Plus loin, c’est le même constat pour Fatima, 50 ans, qui revient du marché avec son petit-fils. Habitante des Minguettes depuis 46 ans, elle a vu évoluer son quartier auquel elle est très attachée : arrivée du tramway, nouveaux commerces… Une métamorphose urbaine qui aide les Minguettes à se développer mais les problèmes de fond restent les mêmes. « Ils nous promettent tous beaucoup de choses, notamment pour l’emploi des jeunes, mais rien n’est fait en réalité. » Une déception qui se traduira par son abstention en mai prochain. « Ils disent tous plus ou moins la même chose. gauche ou droite ce sera pareil. Avant j’allais toujours voter mais j’ai été trop déçue, notamment par Hollande. On verra bien qui sera le prochain. »

 

Dans le quartier beaucoup de gens ne croient plus aux politiques et ne savent pas pour qui ils vont voter non plus. « On attend tous ».

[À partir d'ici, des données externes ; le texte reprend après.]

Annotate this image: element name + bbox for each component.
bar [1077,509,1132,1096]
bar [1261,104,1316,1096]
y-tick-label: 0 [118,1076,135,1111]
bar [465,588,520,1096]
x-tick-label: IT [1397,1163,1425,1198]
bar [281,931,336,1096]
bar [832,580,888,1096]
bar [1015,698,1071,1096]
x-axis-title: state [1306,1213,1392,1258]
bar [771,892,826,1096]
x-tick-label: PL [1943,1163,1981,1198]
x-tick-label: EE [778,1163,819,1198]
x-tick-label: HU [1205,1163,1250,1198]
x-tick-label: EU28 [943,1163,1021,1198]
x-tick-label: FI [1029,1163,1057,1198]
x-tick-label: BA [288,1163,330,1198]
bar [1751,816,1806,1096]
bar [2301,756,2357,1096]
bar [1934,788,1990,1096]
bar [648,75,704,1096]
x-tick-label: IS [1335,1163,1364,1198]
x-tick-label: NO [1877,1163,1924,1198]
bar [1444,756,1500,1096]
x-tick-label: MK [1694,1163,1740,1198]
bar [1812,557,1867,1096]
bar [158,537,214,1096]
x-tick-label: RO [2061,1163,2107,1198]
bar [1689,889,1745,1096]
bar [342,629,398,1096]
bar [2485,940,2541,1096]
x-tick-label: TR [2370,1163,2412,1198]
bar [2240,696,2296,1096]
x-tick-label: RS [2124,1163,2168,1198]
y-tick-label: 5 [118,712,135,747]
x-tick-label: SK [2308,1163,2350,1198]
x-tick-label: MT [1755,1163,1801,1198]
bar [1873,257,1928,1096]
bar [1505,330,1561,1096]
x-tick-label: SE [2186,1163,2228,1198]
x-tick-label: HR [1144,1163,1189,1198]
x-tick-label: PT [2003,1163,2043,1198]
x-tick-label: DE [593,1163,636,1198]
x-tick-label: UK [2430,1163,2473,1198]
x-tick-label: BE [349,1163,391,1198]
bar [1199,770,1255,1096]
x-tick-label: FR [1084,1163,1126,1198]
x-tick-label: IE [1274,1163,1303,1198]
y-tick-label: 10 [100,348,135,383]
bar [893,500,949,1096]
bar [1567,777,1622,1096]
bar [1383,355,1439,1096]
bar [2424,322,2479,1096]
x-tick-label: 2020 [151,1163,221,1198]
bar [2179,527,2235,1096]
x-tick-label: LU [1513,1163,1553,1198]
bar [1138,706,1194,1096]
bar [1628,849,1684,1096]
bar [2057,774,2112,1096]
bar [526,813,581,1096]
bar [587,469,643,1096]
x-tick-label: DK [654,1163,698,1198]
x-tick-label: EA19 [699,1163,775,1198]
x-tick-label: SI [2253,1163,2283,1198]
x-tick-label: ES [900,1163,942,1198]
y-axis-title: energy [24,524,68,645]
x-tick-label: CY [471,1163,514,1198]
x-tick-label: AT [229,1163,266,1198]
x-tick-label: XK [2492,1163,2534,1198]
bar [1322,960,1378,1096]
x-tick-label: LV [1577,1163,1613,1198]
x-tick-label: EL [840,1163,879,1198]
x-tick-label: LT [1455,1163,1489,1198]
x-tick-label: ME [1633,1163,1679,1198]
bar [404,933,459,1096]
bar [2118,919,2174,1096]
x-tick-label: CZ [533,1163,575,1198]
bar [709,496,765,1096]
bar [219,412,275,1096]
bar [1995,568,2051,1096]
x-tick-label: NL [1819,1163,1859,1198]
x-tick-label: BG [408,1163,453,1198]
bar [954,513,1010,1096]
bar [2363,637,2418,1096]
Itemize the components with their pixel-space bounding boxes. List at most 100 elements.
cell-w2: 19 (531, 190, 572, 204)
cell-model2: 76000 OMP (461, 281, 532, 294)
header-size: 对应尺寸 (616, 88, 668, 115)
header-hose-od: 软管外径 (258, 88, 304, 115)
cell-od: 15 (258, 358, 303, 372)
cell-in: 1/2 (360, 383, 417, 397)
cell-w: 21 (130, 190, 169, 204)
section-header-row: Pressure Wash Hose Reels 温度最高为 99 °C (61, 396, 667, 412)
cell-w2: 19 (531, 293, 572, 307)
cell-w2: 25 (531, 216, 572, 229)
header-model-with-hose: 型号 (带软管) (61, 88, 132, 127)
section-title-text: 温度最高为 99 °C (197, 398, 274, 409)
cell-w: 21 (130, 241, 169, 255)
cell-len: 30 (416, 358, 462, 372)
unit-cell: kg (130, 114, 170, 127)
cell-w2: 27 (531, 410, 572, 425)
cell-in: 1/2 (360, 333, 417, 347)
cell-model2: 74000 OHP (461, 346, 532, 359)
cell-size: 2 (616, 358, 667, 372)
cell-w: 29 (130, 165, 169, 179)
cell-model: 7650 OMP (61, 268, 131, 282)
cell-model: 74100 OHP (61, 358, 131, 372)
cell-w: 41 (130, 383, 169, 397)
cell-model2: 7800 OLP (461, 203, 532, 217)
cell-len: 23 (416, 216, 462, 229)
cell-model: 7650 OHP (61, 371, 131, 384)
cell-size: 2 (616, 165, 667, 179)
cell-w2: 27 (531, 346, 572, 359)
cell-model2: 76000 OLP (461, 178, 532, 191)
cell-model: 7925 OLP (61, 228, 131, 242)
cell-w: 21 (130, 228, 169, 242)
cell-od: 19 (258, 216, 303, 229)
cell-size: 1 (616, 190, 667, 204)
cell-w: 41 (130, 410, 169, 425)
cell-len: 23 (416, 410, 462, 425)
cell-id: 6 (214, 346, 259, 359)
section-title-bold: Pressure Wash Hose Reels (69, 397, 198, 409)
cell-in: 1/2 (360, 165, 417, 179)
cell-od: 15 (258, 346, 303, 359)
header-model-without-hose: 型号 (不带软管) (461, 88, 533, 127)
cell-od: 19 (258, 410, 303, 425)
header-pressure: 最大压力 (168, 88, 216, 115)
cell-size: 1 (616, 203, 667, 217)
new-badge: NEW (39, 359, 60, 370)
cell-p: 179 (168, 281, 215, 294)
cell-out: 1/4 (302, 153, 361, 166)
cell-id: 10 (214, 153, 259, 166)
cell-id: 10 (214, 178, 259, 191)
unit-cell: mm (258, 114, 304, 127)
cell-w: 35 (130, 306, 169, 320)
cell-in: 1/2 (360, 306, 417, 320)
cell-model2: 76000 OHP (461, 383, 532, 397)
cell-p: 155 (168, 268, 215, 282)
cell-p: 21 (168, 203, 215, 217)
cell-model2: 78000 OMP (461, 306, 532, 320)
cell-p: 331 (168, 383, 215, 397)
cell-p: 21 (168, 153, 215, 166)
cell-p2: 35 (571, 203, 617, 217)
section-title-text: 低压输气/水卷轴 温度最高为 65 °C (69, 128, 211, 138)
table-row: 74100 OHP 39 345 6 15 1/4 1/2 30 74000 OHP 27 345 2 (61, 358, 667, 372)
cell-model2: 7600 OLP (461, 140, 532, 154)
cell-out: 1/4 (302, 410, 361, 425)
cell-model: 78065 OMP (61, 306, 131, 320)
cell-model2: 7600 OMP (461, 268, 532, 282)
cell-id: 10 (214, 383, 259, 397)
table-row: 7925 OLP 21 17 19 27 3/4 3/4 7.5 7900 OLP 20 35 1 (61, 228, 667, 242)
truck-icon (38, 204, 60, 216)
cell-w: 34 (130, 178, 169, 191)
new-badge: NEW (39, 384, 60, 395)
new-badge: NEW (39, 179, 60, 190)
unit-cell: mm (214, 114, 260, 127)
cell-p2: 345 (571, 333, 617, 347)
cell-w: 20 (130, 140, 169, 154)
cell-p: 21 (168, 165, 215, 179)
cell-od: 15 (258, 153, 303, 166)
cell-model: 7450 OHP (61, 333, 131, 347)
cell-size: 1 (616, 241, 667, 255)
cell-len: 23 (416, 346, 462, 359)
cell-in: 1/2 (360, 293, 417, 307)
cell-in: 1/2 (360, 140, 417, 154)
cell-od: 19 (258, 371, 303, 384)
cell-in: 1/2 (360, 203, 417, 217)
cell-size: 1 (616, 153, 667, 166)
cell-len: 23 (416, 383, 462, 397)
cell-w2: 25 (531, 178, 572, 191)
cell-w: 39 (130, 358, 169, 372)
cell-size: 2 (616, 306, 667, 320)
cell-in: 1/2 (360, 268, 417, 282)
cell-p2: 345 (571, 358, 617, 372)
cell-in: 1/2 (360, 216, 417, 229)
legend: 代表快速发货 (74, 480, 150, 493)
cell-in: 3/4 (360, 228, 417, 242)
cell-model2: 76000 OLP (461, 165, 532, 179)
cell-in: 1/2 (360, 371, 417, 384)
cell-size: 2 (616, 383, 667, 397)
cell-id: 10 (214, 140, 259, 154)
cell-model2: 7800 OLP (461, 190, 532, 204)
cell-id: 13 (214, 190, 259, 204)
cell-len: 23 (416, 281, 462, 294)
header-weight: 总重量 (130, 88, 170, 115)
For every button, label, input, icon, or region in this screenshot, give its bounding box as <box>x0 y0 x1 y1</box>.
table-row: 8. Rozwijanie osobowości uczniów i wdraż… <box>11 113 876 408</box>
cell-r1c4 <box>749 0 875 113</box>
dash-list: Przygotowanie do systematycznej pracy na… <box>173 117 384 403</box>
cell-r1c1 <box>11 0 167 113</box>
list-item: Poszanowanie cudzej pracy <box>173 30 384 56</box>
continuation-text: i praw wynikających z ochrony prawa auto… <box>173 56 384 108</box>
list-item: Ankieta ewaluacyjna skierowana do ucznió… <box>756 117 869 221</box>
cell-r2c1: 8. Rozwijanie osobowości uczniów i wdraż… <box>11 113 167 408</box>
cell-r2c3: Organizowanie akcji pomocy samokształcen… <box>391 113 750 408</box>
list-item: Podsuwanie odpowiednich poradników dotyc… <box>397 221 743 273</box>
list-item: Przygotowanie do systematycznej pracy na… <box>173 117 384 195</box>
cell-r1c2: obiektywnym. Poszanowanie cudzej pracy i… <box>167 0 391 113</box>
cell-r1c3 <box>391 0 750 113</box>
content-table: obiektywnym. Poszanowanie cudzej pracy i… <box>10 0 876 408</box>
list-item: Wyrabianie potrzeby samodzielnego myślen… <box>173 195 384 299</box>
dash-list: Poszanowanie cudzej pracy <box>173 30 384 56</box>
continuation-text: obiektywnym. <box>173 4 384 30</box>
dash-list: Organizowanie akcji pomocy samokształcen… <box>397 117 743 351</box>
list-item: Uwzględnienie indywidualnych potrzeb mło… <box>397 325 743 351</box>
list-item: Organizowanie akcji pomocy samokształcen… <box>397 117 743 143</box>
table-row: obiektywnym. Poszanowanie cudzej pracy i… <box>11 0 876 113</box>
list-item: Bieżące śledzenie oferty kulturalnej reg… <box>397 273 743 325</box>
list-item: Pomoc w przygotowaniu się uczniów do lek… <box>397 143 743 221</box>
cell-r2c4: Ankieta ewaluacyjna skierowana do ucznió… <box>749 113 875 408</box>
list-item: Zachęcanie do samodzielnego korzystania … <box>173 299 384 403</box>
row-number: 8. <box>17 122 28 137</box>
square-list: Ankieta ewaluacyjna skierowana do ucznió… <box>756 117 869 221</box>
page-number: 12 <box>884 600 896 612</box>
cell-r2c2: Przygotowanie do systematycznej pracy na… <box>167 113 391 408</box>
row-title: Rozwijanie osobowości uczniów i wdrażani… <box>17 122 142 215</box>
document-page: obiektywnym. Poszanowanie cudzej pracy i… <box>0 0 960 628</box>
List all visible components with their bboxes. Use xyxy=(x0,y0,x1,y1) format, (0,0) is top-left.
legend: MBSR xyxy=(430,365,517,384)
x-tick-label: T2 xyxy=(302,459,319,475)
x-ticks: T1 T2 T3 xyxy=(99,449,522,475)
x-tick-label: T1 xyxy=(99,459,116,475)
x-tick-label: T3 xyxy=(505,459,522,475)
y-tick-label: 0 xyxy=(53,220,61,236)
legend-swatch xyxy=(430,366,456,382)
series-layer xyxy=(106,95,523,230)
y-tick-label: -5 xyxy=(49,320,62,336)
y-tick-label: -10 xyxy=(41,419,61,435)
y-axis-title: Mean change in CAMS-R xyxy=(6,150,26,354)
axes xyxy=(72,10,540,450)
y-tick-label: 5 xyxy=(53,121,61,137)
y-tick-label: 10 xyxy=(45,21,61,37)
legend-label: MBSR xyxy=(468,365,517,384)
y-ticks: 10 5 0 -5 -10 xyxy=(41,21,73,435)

Ces jeunes pour qui Fatima aimerait que les choses bougent se sentent extérieurs au jeu politique. C’est en tout cas l’opinion de Marouane, Younes et Abdel, habitants du quartier de 18, 23 et 24 ans.

Si Younes ira voter pour faire barrage à Marine Le Pen, Marouane et Abdel eux ne se déplaceront pas. Abdel confie que s’il devait voter, ce serait un bulletin blanc qu’il glisserait dans l’urne. « Voter ne sert à rien, qui que ce soit ça ne change rien pour nous » ajoute-t-il, résigné. « Je ne suis pas déçu des politiques, puisque je n’ai jamais rien attendu d’eux.» Abdel compte plus sur les élus locaux pour faire changer les choses. « Là où il faut voter c’est aux municipales. Le maire, lui, peut faire des choses pour le quartier, mais un président il va changer quoi pour nous concrètement ? Rien. »

 

Près d’un graff du street-artist lyonnais Birdy Kids, Kodia 21 ans, porte également un regard mitigé sur les politiques. « Je n’irai pas dans le sens des gens qui disent « c’est tous des pourris » mais parfois on ne se sent pas  bien représenté. Souvent, certaines promesses de campagne ne sont pas tenues, c’est très amer pour le citoyen. » Lui aussi aurait tendance à plutôt faire confiance aux politiques de proximité : « Je reconnais qu’il y a plein de personnes qui œuvrent en politique et qui font du bon boulot, mais on ne les met pas en lumière. C’est souvent le cas à l’échelon local. »

 

Habitant des Minguettes depuis toujours et acteur associatif très actif,  il est étudiant en droit et sciences po à Lyon. Pour Kodia la question ne se pose pas, il ira voter. « Je vais aller voter c’est sûr, c’est le devoir du citoyen. C’est une chance et c’est un droit dont on dispose. »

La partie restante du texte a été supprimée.